Various strategies aim to restore salt and water transport to CF epithelia. These include:
- replacing faulty CFTR with normal CFTR using gene therapy;
- rescuing the expression and function of faulty CFTR using small molecules;
- bypassing the loss of CFTR function using alternative Cl- transporters.
Cholapods are amphiphilic anion-binding molecules derived from the natural steroid cholic acid. Some cholapods demonstrate Cl- transport from artificial liposomes. Unlike many other anion-binding molecules, they are electroneutral, and this makes them less likely to be toxic. There is a realistic hope that molecules from this family may promote anion transport across the cell membranes of CF patients, and thus alleviate the symptoms of the disease.
Within this project, we have designed, synthesised and tested a series of cholapods. The design has been made according to our previous experience with similar compounds, focusing mainly on their capacity to bind anions. Also some computational modelling had been carried out to define the binding site of the cholapods for anions of different size. The synthesis of these molecules has been carried out at the School of Chemistry of Bristol, within the A.P. Davis laboratory. A classical multistep procedure has been used at the bench in order to obtain a reasonable amount of the desired cholapods.

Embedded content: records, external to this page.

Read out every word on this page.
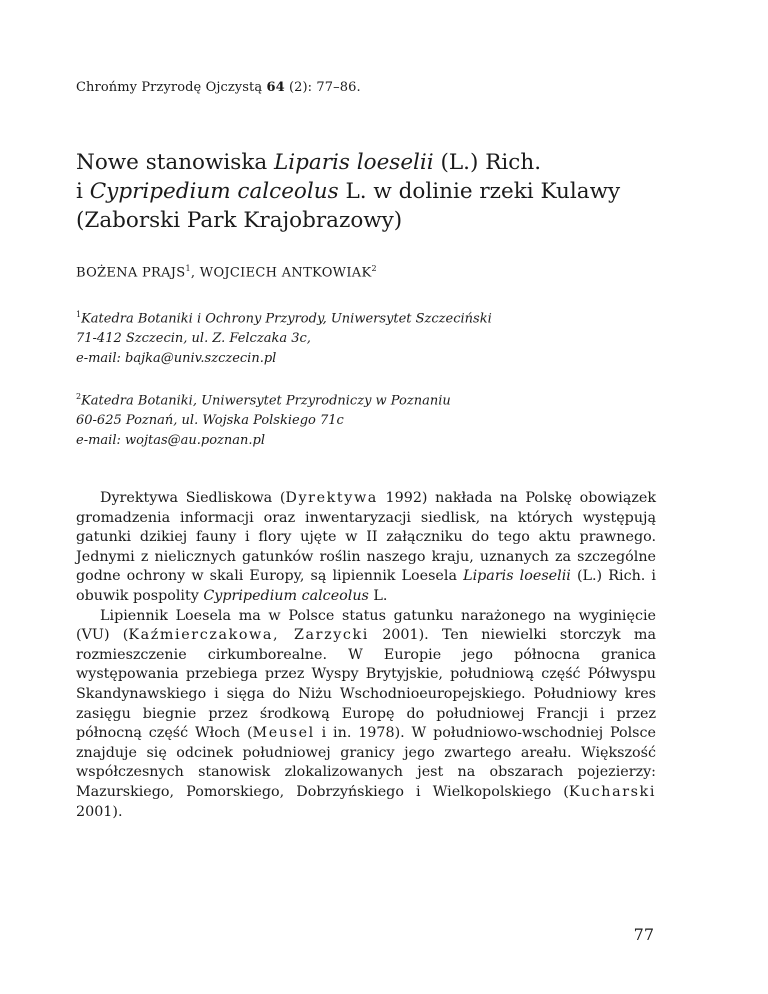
Chrońmy Przyrodę Ojczystą 64 (2): 77–86.
Nowe stanowiska Liparis loeselii (L.) Rich.
i Cypripedium calceolus L. w dolinie rzeki Kulawy
(Zaborski Park Krajobrazowy)
BOŻENA PRAJS$^1$, WOJCIECH ANTKOWIAK$^2$
$^1$Katedra Botaniki i Ochrony Przyrody, Uniwersytet Szczeciński
71-412 Szczecin, ul. Z. Felczaka 3c,
e-mail: bajka@univ.szczecin.pl
$^2$Katedra Botaniki, Uniwersytet Przyrodniczy w Poznaniu
60-625 Poznań, ul. Wojska Polskiego 71c
e-mail: wojtas@au.poznan.pl

Dyrektywa Siedliskowa (Dyrektywa 1992) nakłada na Polskę obowiązek gromadzenia informacji oraz inwentaryzacji siedlisk, na których występują gatunki dzikiej fauny i flory ujęte w II załączniku do tego aktu prawnego. Jednymi z nielicznych gatunków roślin naszego kraju, uznanych za szczególne godne ochrony w skali Europy, są lipiennik Loesela Liparis loeselii (L.) Rich. i obuwik pospolity Cypripedium calceolus L.

Lipiennik Loesela ma w Polsce status gatunku narażonego na wyginięcie (VU) (Kaźmierczakowa, Zarzycki 2001). Ten niewielki storczyk ma rozmieszczenie cirkumborealne. W Europie jego północna granica występowania przebiega przez Wyspy Brytyjskie, południową część Półwyspu Skandynawskiego i sięga do Niżu Wschodnioeuropejskiego. Południowy kres zasięgu biegnie przez środkową Europę do południowej Francji i przez północną część Włoch (Meusel i in. 1978). W południowo-wschodniej Polsce znajduje się odcinek południowej granicy jego zwartego areału. Większość współczesnych stanowisk zlokalizowanych jest na obszarach pojezierzy: Mazurskiego, Pomorskiego, Dobrzyńskiego i Wielkopolskiego (Kucharski 2001).

77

Then these compounds have been tested as potential anion transporters through artificial membranes. These tests have been carried out at the Department of Physiology and Pharmacology of Bristol using the planar lipid bilayer (PLB) technique. Basically this technique consists in the measurement of ion transport (current) through a thin lipid membrane separating two aqueous compartments containing a known composition of ions. A pure lipid membrane is impermeable to hydrophilic molecules such as anions, thus no transport could take place in a membrane free of transporters. The incorporation of cholapods within the membrane increases its permeability and reveals an ion transport through it. The tests have shown that an increase of cholapod concentration results in a current rise in a linear way.

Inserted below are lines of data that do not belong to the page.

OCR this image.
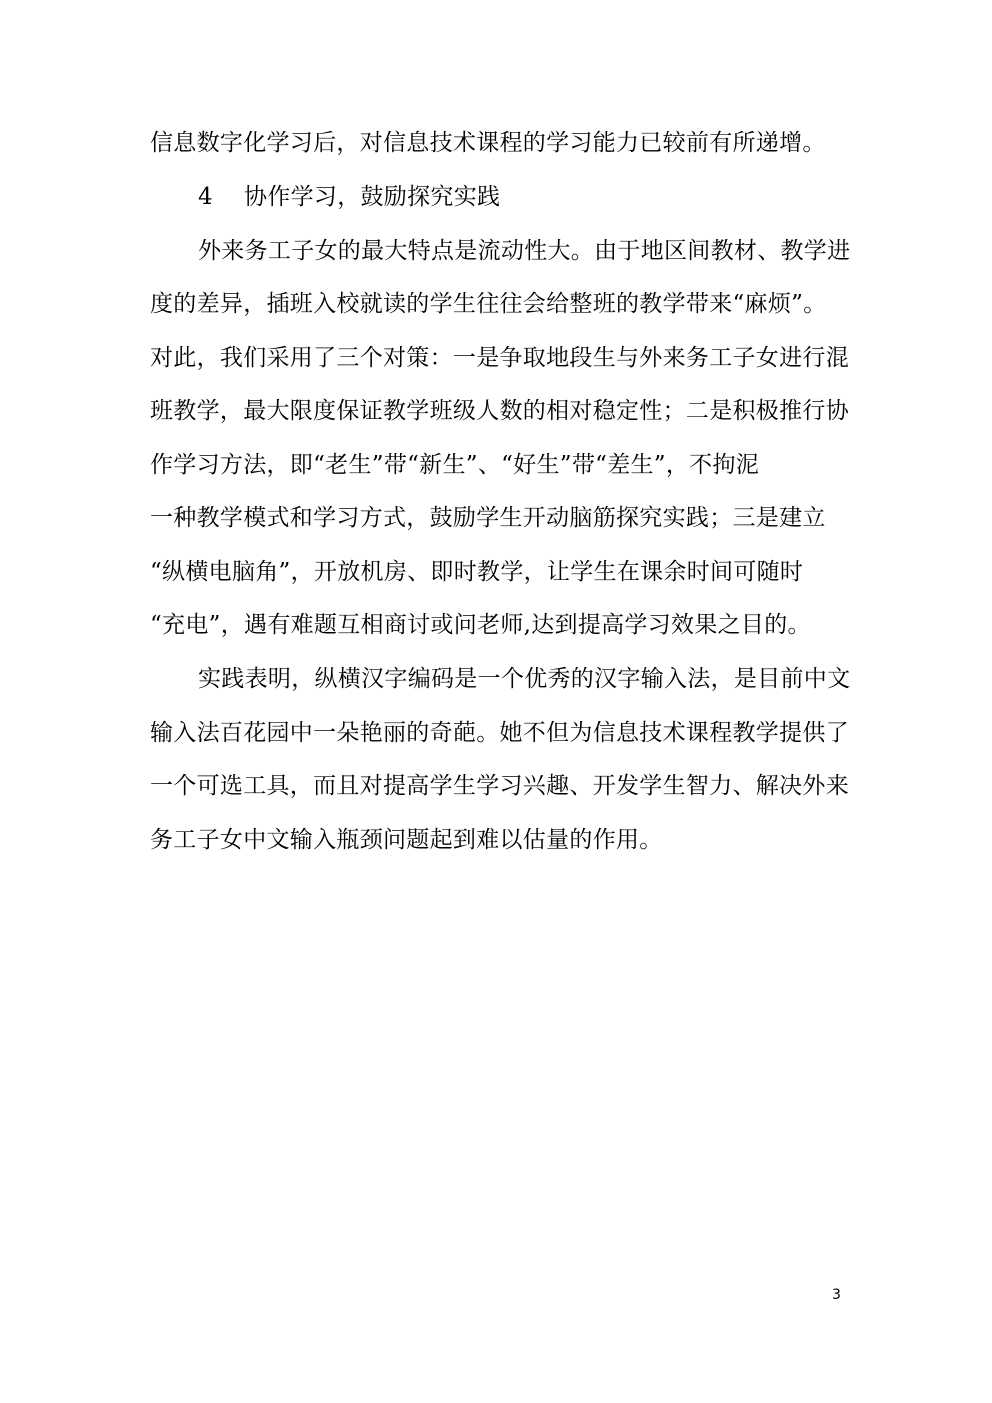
信息数字化学习后，对信息技术课程的学习能力已较前有所递增。
4 协作学习，鼓励探究实践
外来务工子女的最大特点是流动性大。由于地区间教材、教学进
度的差异，插班入校就读的学生往往会给整班的教学带来“麻烦”。
对此，我们采用了三个对策：一是争取地段生与外来务工子女进行混
班教学，最大限度保证教学班级人数的相对稳定性；二是积极推行协
作学习方法，即“老生”带“新生”、“好生”带“差生”，不拘泥
一种教学模式和学习方式，鼓励学生开动脑筋探究实践；三是建立
“纵横电脑角”，开放机房、即时教学，让学生在课余时间可随时
“充电”，遇有难题互相商讨或问老师,达到提高学习效果之目的。
实践表明，纵横汉字编码是一个优秀的汉字输入法，是目前中文
输入法百花园中一朵艳丽的奇葩。她不但为信息技术课程教学提供了
一个可选工具，而且对提高学生学习兴趣、开发学生智力、解决外来
务工子女中文输入瓶颈问题起到难以估量的作用。
3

This suggests that the cholapods act as single molecules and not as aggregates (e.g. self-assembled channels). Also the membrane permeability tends to a limit as the anion concentration of the aqueous phases increase. This plateau signifies a saturation of the carrier activity which means that the current becomes only translocation rate-dependant. The cholapods have shown also a good selectivity for anion versus cations and certain selectivity between anions such as chloride, nitrate or bromide, the latter being the best transported ion.

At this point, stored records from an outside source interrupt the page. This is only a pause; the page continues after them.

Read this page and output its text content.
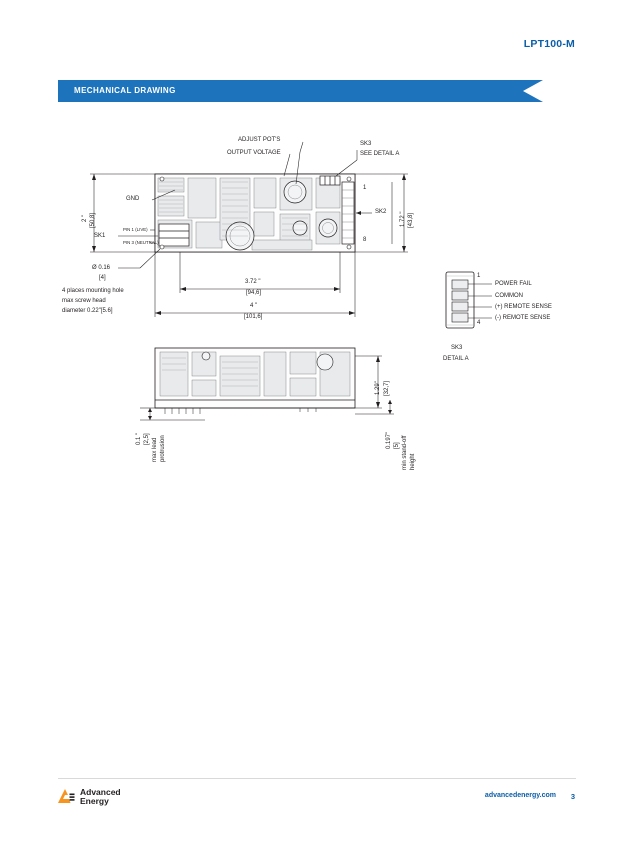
LPT100-M
MECHANICAL DRAWING
ADJUST POT'S
OUTPUT VOLTAGE
SK3
SEE DETAIL A
GND
SK1
PIN 1 (LIVE)
PIN 3 (NEUTRAL)
SK2
1
8
2 " [50,8]	1.72 " [43,8]
3.72 "
[94,6]
4 "
[101,6]
Ø 0.16
[4]
4 places mounting hole
max screw head
diameter 0.22"[5.6]
1.29" [32,7]
0.1 " [2,5] max lead protrusion	0.197" [5] min stand-off height
1
4
POWER FAIL
COMMON
(+) REMOTE SENSE
(-) REMOTE SENSE
SK3
DETAIL A
Advanced
Energy
advancedenergy.com 3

Cholapods are thus able to increase the anion permeability of artificial membranes. These results show that this transport is made via a carrier mechanism where the cholapods bind an anion at one side of the membrane, translocate through the membrane and then release the anion to the second aqueous phase. Although the anion selectivity needs to be improved toward chloride transport, we can speculate that such molecules might have applications in drug therapy for CF in the future. The PLB technique has been a very effective method in determining the mode of activity of the cholapods in artificial membrane and is a good technique to begin the study of potential drugs.